Miniaturization is the creation of ever-smaller scales for mechanical, optical, and electronic products and devices. Miniaturization is a continuing trend in the production of technology.
The human race has the tendency towards building and manufacturing smaller-scale products due to the desire for size efficiency. Items which take up less space are more desired than items which are bigger and bulkier because they are easier to carry, easier to store, and much more convenient to use.
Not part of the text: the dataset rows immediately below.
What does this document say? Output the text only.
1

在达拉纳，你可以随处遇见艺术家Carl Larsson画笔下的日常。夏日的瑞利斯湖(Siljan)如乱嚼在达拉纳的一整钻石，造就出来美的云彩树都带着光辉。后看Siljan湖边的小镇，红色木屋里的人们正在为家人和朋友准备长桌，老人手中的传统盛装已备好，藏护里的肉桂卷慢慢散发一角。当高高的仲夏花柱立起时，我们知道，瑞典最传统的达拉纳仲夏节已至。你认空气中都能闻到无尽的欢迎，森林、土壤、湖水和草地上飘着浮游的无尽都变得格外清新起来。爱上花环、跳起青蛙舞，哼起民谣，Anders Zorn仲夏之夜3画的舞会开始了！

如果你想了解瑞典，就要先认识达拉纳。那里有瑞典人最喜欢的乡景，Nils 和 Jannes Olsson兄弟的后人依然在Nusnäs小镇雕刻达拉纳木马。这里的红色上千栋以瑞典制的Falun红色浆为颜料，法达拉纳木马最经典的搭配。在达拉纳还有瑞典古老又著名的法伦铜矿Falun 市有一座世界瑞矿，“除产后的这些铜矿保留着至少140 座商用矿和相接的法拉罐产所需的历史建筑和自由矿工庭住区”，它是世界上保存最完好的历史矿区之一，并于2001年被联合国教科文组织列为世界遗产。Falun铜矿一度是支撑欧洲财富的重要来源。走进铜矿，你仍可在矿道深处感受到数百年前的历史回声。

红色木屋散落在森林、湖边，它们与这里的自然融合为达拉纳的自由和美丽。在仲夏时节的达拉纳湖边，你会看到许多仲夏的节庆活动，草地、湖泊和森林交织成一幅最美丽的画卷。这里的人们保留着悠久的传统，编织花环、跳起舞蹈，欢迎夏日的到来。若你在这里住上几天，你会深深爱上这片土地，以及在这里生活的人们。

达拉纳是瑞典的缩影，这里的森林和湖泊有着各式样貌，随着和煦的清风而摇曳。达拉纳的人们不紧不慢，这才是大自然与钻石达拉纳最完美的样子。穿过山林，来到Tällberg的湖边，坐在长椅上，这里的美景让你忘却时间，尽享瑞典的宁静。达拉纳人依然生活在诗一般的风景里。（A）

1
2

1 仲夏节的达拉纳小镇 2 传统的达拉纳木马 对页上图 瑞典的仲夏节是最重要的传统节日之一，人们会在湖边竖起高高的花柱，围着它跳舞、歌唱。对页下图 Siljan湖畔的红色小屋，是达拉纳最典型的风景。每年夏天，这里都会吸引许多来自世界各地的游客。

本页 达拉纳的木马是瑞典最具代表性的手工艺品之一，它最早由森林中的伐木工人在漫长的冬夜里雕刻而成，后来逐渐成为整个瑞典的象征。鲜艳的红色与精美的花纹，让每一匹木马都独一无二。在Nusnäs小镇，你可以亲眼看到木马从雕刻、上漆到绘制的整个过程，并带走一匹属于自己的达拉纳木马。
Some projects in the 1950s that seemed to have no economic significance were actually borrowed, and justified, from the ideas of the space research program. Conventional industries made useful these commercially beneficial ideas and put them to good use. Products used in the construction of rockets, satellites, guidance and telemetrical systems, space stations must be light, yet rugged. With the ability to withstand wide variation in temperature, pressure, and stress. Technological research in this subject led to the development of new types of rubber resistant to extremes of hot and cold, new alloys notable for their lightness and toughness, ceramics that are unbreakable, and plastics, which neither melt nor decompose with the application of extreme heat. One of the most important ideas derived from space technology is miniaturization which led to microminiaturization and subminiaturization.
In electronics, miniaturization was witnessed by an empirical observation called Moore's Law that predicted that the number of transistors on an integrated circuit for minimum component cost doubles every 24 months.
Miniaturization is also a theme of science fiction. Besides referring to redesigning products to make smaller ones, miniaturization in science fiction also refers to shrinking objects and people.